Nach einer Wahlrechtsreform vom Frühjahr wird das neue Parlament wesentlich zersplitterter sein als das bisherige. Unter anderem wurde die 3-Prozent-Hürde gestrichen. Mit 50,35 Prozent war die Wahlbeteiligung höher als vor fünf Jahren. Damals fanden nur 43 Prozent den Weg an die Urnen.

König Mohamed VI geht gestärkt aus der Wahl hervor

Große Wahlkampfveranstaltungen gab es in Zeiten der Covid-Pandemie keine. Und da in Marokko Umfragen verboten sind, kam das Ergebnis völlig überraschend. Alle gingen von einem Kopf- an Kopfrennen zwischen PJD und RNI aus. Dass die PJD nach zehn Jahren an der Regierungsspitze und nach der Covid-Pandemie Stimmen verlieren würde, galt als sicher, aber dass der Verlust so stark ausfallen würde, ahnte niemand.

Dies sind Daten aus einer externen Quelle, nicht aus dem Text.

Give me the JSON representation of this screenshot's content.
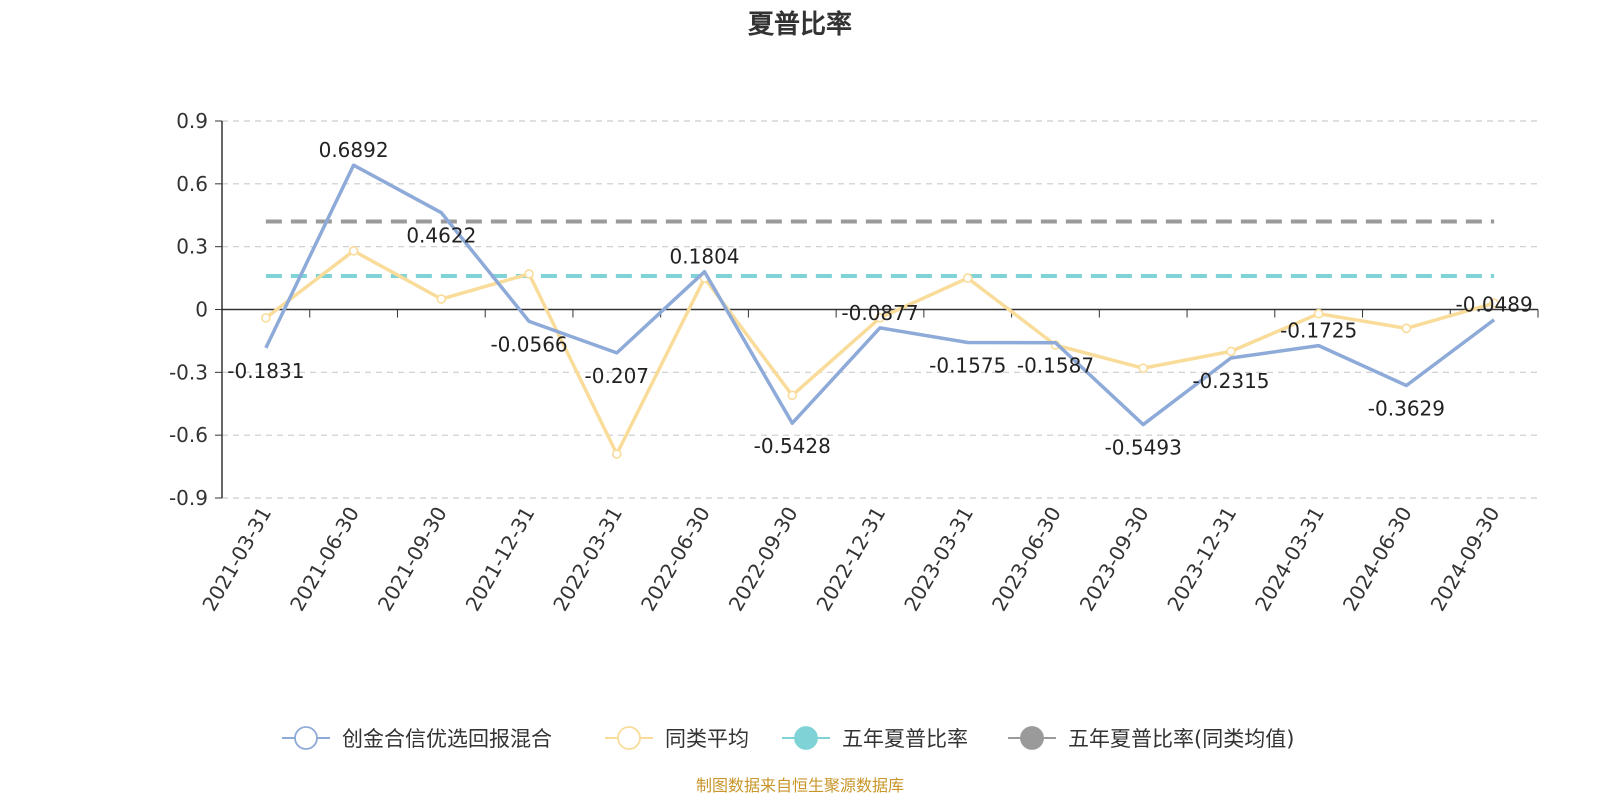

Dieses Ergebnis stärkt König Mohamed VI. erheblich. Laut der Verfassung von 2011, die dem Parlament wesentlich mehr Macht einräumte, muss König Mohammed VI. jetzt einen Regierungschef aus den Reihen der stärksten Fraktion, in diesem Falle die RNI, ernennen. Das dürfte ihm anders als 2011 und 2016, als die Islamisten gewannen, nicht weiter schwer fallen.

Denn RNI-Chef Akhannouch gilt als enger Vertrauter und persönlicher Freund des Monarchen. Akhannouchs RNI gehören mehrere wichtige Unternehmer Marokkos an. Die Partei ist ebenso wie die PAM, mit der sie wohl koalieren wird, wirtschaftsliberal. Dritter im Bunde für eine Regierungsmehrheit könnte die Istiqlal sein.

Trotz der Verfassung von 2011, die als Reaktion auf den Arabischen Frühling die Macht des Königshauses einschränkte, bestimmt der Monarch weiterhin die sogenannten Souveränitätsminister direkt. Es handelt sich dabei um den Innen-, Außen- und Religionsminister.

Akhannouch ist vor allem im Öl- und Erdgasgeschäft tätig. Im Jahr 2020 führte ihn die jährliche Forbes-Liste auf Platz 12 der reichsten Männer Afrikas. Im März 2020 spendete seine Firma knapp 100 Millionen Euro an den von König Mohammed VI. gegründeten „Coronavirus Pandemie Management Fond“. Die RNI von Akhannouch pumpte so viel Geld in den Wahlkampf wie keine andere Partei.

Aus der PJD wurden noch in der Wahlnacht Stimmen laut, die von Wahlbetrug sprachen. Einige Parteivertreter beklagten Stimmenkauf. Es sei zu „obszöner Geldverteilung“ im unmittelbaren Umfeld der Wahllokale gekommen. Innenminister Laftit widersprach dieser Darstellung: Bis auf „Einzelfälle“ sei die Abstimmung „unter normalen Umständen“ verlaufen. Das endgültige Wahlergebnis will er im Laufe des Donnerstages bekanntgeben.